Meghan even went to Buckingham Palace’s human resources office, she said, but was told that because she was not a paid employee, no help would be forthcoming. Also, she said, she felt trapped, as she didn’t have her passport, driver’s license or car keys. “All that gets turned over,” she said.
When the couple informed the queen that they would be stepping back from royal duties and moving — and you get the sense that they wanted to be anywhere but England — they were told that they would no longer be eligible for security services.
“I went to all the places I thought could help,” said Harry, 36, whose mother died in a crash as her car was being followed by paparazzi when he was 12. “My biggest concern was history repeating itself.”
Anyone familiar with the saga of Princess Diana would hear echoes of her pain and feelings of isolation. In 1995, 21 months before she died, Diana gave a blistering interview to the BBC in which she scorched her ex-husband for cheating on her and the palace for making her life hell.
But more than two decades after a tragic end for Diana, nothing had really changed. A spirited outsider, first hailed for breathing life into the sclerotic family, upstaging the in-laws, would not be tolerated.
Perhaps the couple’s most explosive allegation was that someone in the royal family — unclear who, but Oprah clarified Monday that it was neither the queen nor her husband — implied that their unborn child’s skin color might be a problem.

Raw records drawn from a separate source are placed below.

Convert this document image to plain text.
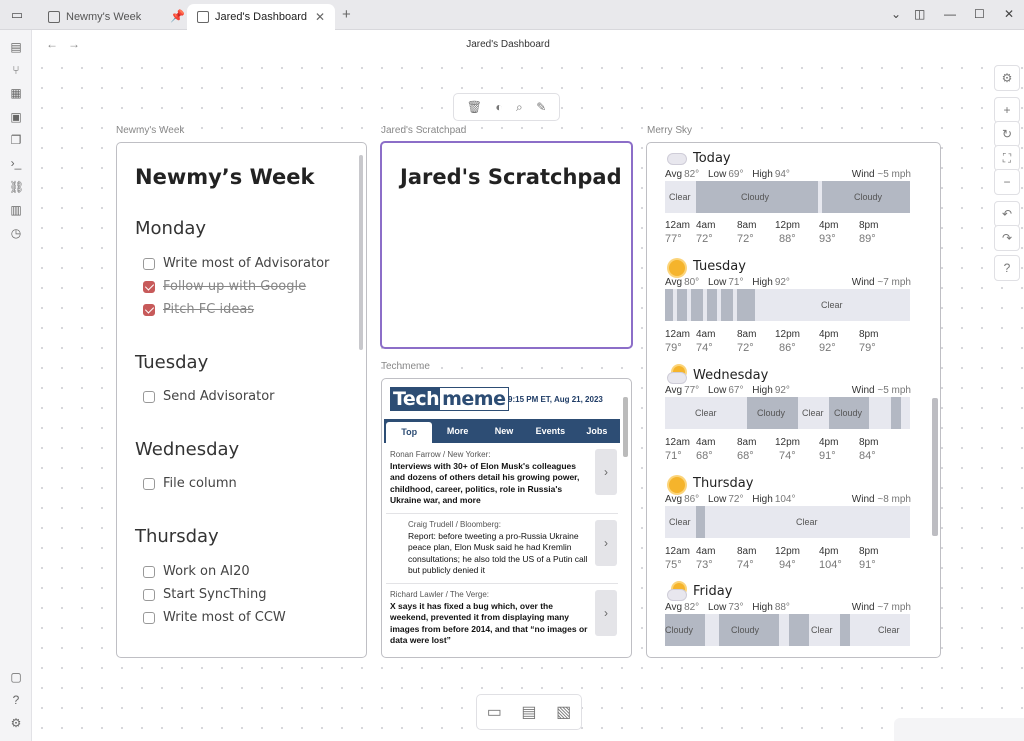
▭	Newmy's Week 📌	Jared's Dashboard ✕ +	⌄ ◫ — ☐ ✕
▤
⑂
▦
▣
❐
›_
⛓
▥
◷
▢
?
⚙
← →	Jared's Dashboard
🗑 ◐ ⌕ ✎
Newmy's Week	Jared's Scratchpad
Techmeme
Merry Sky
Newmy’s Week
Monday
Write most of Advisorator
Follow up with Google
Pitch FC ideas
Tuesday
Send Advisorator
Wednesday
File column
Thursday
Work on AI20
Start SyncThing
Write most of CCW
Jared's Scratchpad
Tech meme 9:15 PM ET, Aug 21, 2023
Top	More	New	Events	Jobs
Ronan Farrow / New Yorker:
Interviews with 30+ of Elon Musk's colleagues and dozens of others detail his growing power, childhood, career, politics, role in Russia's Ukraine war, and more
›
Craig Trudell / Bloomberg:
Report: before tweeting a pro-Russia Ukraine peace plan, Elon Musk said he had Kremlin consultations; he also told the US of a Putin call but publicly denied it
›
Richard Lawler / The Verge:
X says it has fixed a bug which, over the weekend, prevented it from displaying many images from before 2014, and that “no images or data were lost”
›
Today
Avg 82° Low 69° High 94°	Wind ~5 mph
Clear	Cloudy	Cloudy
12am 4am 8am 12pm 4pm 8pm
77° 72° 72° 88° 93° 89°
Tuesday
Avg 80° Low 71° High 92°	Wind ~7 mph
Clear
12am 4am 8am 12pm 4pm 8pm
79° 74° 72° 86° 92° 79°
Wednesday
Avg 77° Low 67° High 92°	Wind ~5 mph
Clear	Cloudy Clear Cloudy
12am 4am 8am 12pm 4pm 8pm
71° 68° 68° 74° 91° 84°
Thursday
Avg 86° Low 72° High 104°	Wind ~8 mph
Clear	Clear
12am 4am 8am 12pm 4pm 8pm
75° 73° 74° 94° 104° 91°
Friday
Avg 82° Low 73° High 88°	Wind ~7 mph
Cloudy	Cloudy	Clear	Clear
⚙
+
↻
⛶
−
↶
↷
?
▭ ▤ ▧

Although at the time of Archie’s birth, it was reported the couple did not want him to have a royal title so that he might live a normal life (as if!), they now claim it was the palace’s decision. A lack of title, they say, has endangered his physical safety; no title, no police protection. Harry said he had been cut off financially, surviving in what appears to be spectacular style only because his mother left him money.

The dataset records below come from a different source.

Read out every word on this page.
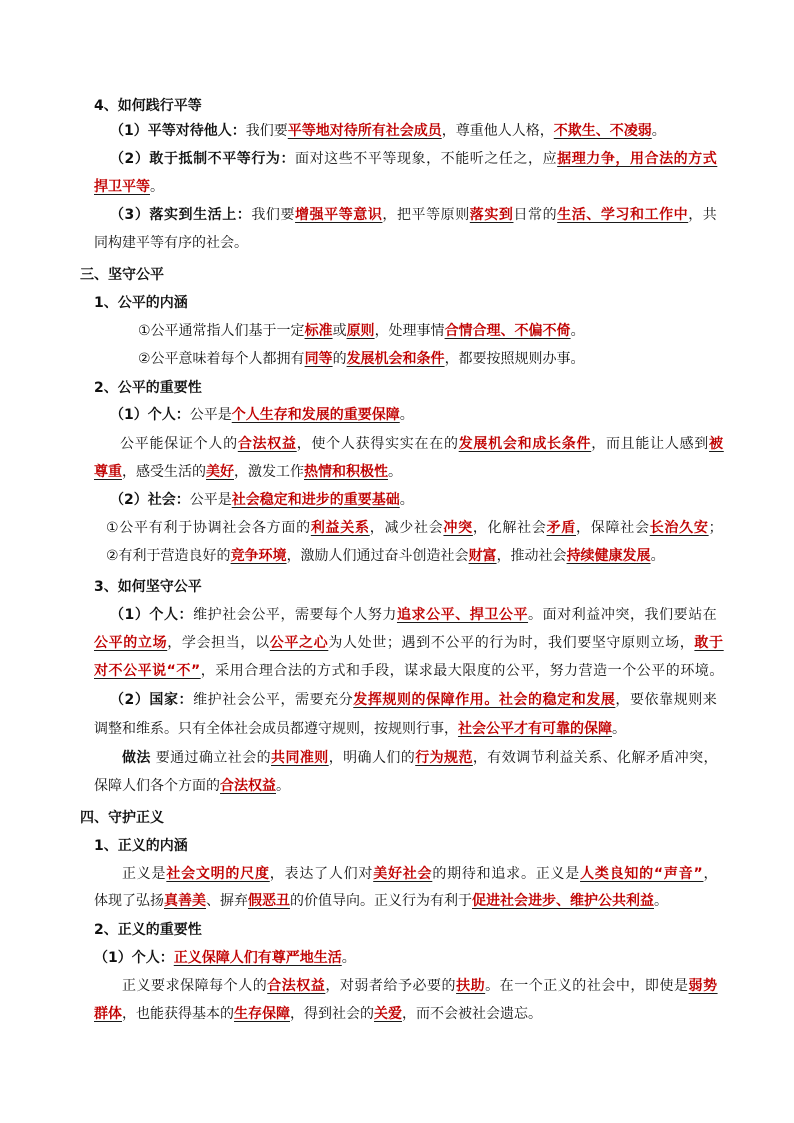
4、如何践行平等
（1）平等对待他人：我们要平等地对待所有社会成员，尊重他人人格，不欺生、不凌弱。
（2）敢于抵制不平等行为：面对这些不平等现象，不能听之任之，应据理力争，用合法的方式
捍卫平等。
（3）落实到生活上：我们要增强平等意识，把平等原则落实到日常的生活、学习和工作中，共
同构建平等有序的社会。
三、坚守公平
1、公平的内涵
①公平通常指人们基于一定标准或原则，处理事情合情合理、不偏不倚。
②公平意味着每个人都拥有同等的发展机会和条件，都要按照规则办事。
2、公平的重要性
（1）个人：公平是个人生存和发展的重要保障。
公平能保证个人的合法权益，使个人获得实实在在的发展机会和成长条件，而且能让人感到被
尊重，感受生活的美好，激发工作热情和积极性。
（2）社会：公平是社会稳定和进步的重要基础。
①公平有利于协调社会各方面的利益关系，减少社会冲突，化解社会矛盾，保障社会长治久安；
②有利于营造良好的竞争环境，激励人们通过奋斗创造社会财富，推动社会持续健康发展。
3、如何坚守公平
（1）个人：维护社会公平，需要每个人努力追求公平、捍卫公平。面对利益冲突，我们要站在
公平的立场，学会担当，以公平之心为人处世；遇到不公平的行为时，我们要坚守原则立场，敢于
对不公平说“不”，采用合理合法的方式和手段，谋求最大限度的公平，努力营造一个公平的环境。
（2）国家：维护社会公平，需要充分发挥规则的保障作用。社会的稳定和发展，要依靠规则来
调整和维系。只有全体社会成员都遵守规则，按规则行事，社会公平才有可靠的保障。
做法 要通过确立社会的共同准则，明确人们的行为规范，有效调节利益关系、化解矛盾冲突，
保障人们各个方面的合法权益。
四、守护正义
1、正义的内涵
正义是社会文明的尺度，表达了人们对美好社会的期待和追求。正义是人类良知的“声音”，
体现了弘扬真善美、摒弃假恶丑的价值导向。正义行为有利于促进社会进步、维护公共利益。
2、正义的重要性
（1）个人：正义保障人们有尊严地生活。
正义要求保障每个人的合法权益，对弱者给予必要的扶助。在一个正义的社会中，即使是弱势
群体，也能获得基本的生存保障，得到社会的关爱，而不会被社会遗忘。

Of course, I did wonder about a few things. Call me crazy, but if you can afford a $14.5-million, seven-acre Montecito estate, and you’ve got yourself a fat deal with Netflix, maybe you can afford to pay for your own personal protection even though your feelings are hurt? And I have trouble believing that a 30-something professional woman used to being in the public eye would not be able to get psychological help on her own, but as I say, learned helplessness seems to be part of the royal DNA.
But “the firm’s” reaction seemed like overkill. Before the Oprah interview aired, the Times in London reported that Meghan was being investigated by the palace’s HR department for “bullying” two employees in 2018.
“The Royal Household has had a Dignity at Work policy in place for a number of years and does not and will not tolerate bullying or harassment in the workplace,” the palace said in a statement. What a transparent, almost comical ploy.
It’s odd that the palace doesn’t seem to be nearly as upset about allegations that Harry’s uncle, Prince Andrew, partied with the late sex offender Jeffrey Epstein and allegedly had sex with at least one underage girl, who has been outspoken about her claims.
Far easier, I suppose, to trash someone like Meghan, who said she related to the Little Mermaid. But unlike Ariel, she said, she refuses to sacrifice her voice to keep her prince.
“This is greater than any fairy tale you’ve ever read,” Meghan told Oprah. I hope so. But there’s no happily ever after just yet.